Paraguay was the least visited country of South America after Guyana and Suriname, with only 610,000 international tourists for the period 2013–2014.

==Foreign tourism==

Tourist arrivals of 2023 in %
| |

The count of foreign tourists in 2022 were 1,548,401, divided into 579,471 tourists and 968,930 excursions. This is an increase from over a decade ago in 2011 were the number of visitors entered was 520,926, while in 2010 it was of 465,264. In 2015, the number of foreign tourists exceeded 1.2 million.

===Arrivals by country===
Most visitors arriving to Paraguay were divided into tourists and excursions in 2022. The top visits were from the following nations:

| Rank | Country | Number | % |
|---|---|---|---|
| 1 | Argentina | 440,044 | 75.94 |
| 2 | Brazil | 54,426 | 9.39 |
| 3 | United States | 12,280 | 2.12 |
| 4 | Germany | 9,651 | 1.67 |
| 4 | Bolivia | 9,408 | 1.62 |
| 5 | Uruguay | 8,419 | 1.45 |
| 6 | Spain | 7,853 | 1.36 |
| 7 | Chile | 5,719 | 0.99 |
| 8 | Colombia | 5,660 | 0.98 |
| 10 | Peru | 3,684 | 0.64 |
| - | Other countries | 22,327 | 3.85 |
| Total (tourism) |  | 579,471 | 100.0 |
| International excursions |  | 968,930 | - |
| Grand total |  | 1,548,401 | 100.0 |

==Tourist assets==

===Natural areas===
There are numerous places that feature adventure tourism in Paraguay. Several of them have extreme sports like zip-lining and rappelling. Activities include walks, hiking in sulky, cavalcades, and guided tours. One can also perform educational scientific research in various reserves, such as observing the characteristic fauna and flora of rural areas. Paraguay's protected areas are found throughout the territory.
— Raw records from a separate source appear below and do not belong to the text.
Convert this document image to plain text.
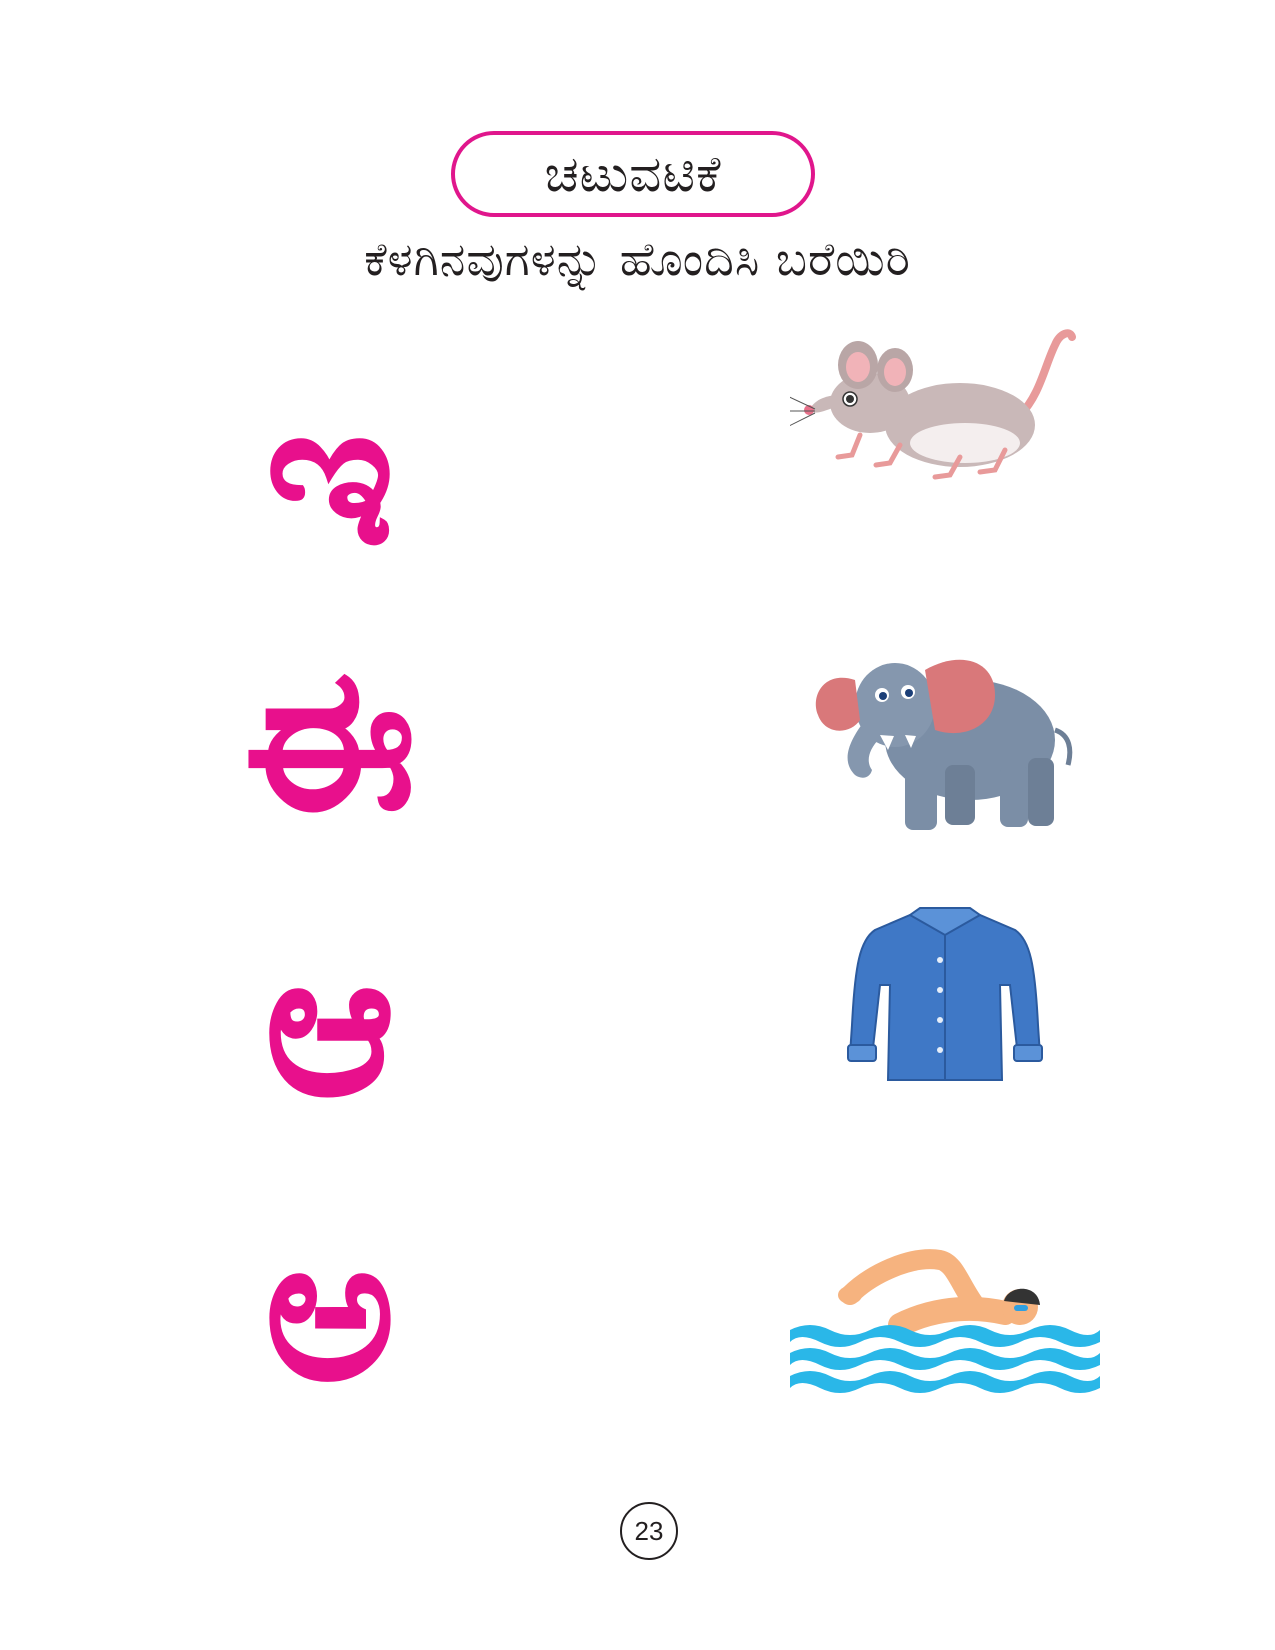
ಚಟುವಟಿಕೆ
ಕೆಳಗಿನವುಗಳನ್ನು ಹೊಂದಿಸಿ ಬರೆಯಿರಿ
ಇ
ಈ
ಆ
ಅ
23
Rural tourism provides insight into the native culture of the peoples of Amazonian origin and highlights their maternal relationship to the land. Rural tourism in Paraguay (while largely devoted to relaxation) includes activities such as horseback riding, swimming, boating and hiking. Areas with great biodiversity are especially popular with tourists. Many large estancias (ranches) are open to urban and foreign tourists.

=== Typical food ===
Typical meals like sopa paraguaya, asado al asador, homemade oven cooked chicken, sweets, and marmalade are an attraction for tourists. In rural areas, tourists can see crops of sugarcane, maize, cassava, snuff, coffee, peanut, rice, sorghum, tung, and spurge, as well as other fruits of the Paraguayan land, such as the avocado, mango, papaya, and pineapple.

==Sport fishing==
Paraguay's most important water sources are the Paraná River, the Tebicuary River, and Paraguay River. It also has several lakes, estuaries, and small streams. Among the most prized species of fish are the Surubí, which is an important component of indigenous cuisine. Another important fish is the Dorado, which is famous for its acrobatic jumps.

One of the richest cities in the production of fish is Villa Florida, whose beaches oversee the Tebicuary River. In this city, the popular sport is fishing, and the cuisine feature several dishes made with fish, such as Pira Caldo.